Many thanks to all of you here who, as leaders in Christian education, will fight these fights in witness to our faith and will teach future generations in the ways of God-ordained human dignity, freedom and peace among all people.
Comment by David on February 17, 2023 at 8:20 am
Religious freedom in the US goes back a bit further than mentioned. The 1645 charter of the town of Vlissingen, now Flushing, New York City provided:
“We do give and graunt unto the said Patentees…to have and Enjoy the Liberty of Conscience, according to the Custome and manner of Holland , without molestaçõn or disturbance, from any Magistrate or Magistrates, or any other Ecclesiasticall Minister, that may extend Jurisdicçõn over them…”
In 1657, Director General Petrus Stuyvesant attempted to overrule this causing the residents to protest with the Flushing Remonstrance:
“The law of love, peace and liberty in the states extending to Jews, Turks and Egyptians, as they are considered sonnes of Adam, which is the glory of the outward state of Holland, soe love, peace and liberty, extending to all in Christ Jesus, condemns hatred, war and bondage.”

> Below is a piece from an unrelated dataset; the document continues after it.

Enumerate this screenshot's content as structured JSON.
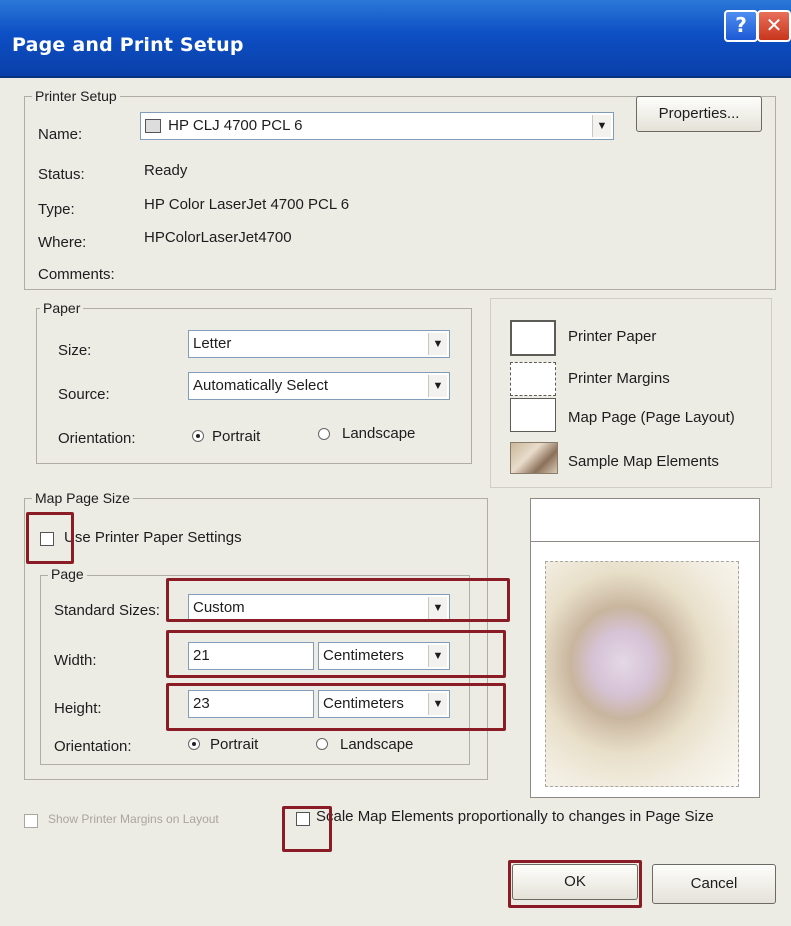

Dutch authorities eventually sided with the residents ordering Stuyvesant:
“You may therefore shut your eyes, at least not force people’s consciences, but allow everyone to have his own belief, as long as he behaves quietly and legally, gives no offense to his neighbors and does not oppose the government.”
Comment by Michael Giere on February 20, 2023 at 11:51 am
Outstanding address – this is timely and important reminder.
Comment by Rev. Dr. Richard Allen Hyde on February 20, 2023 at 4:01 pm
Great article. Keep up the god work.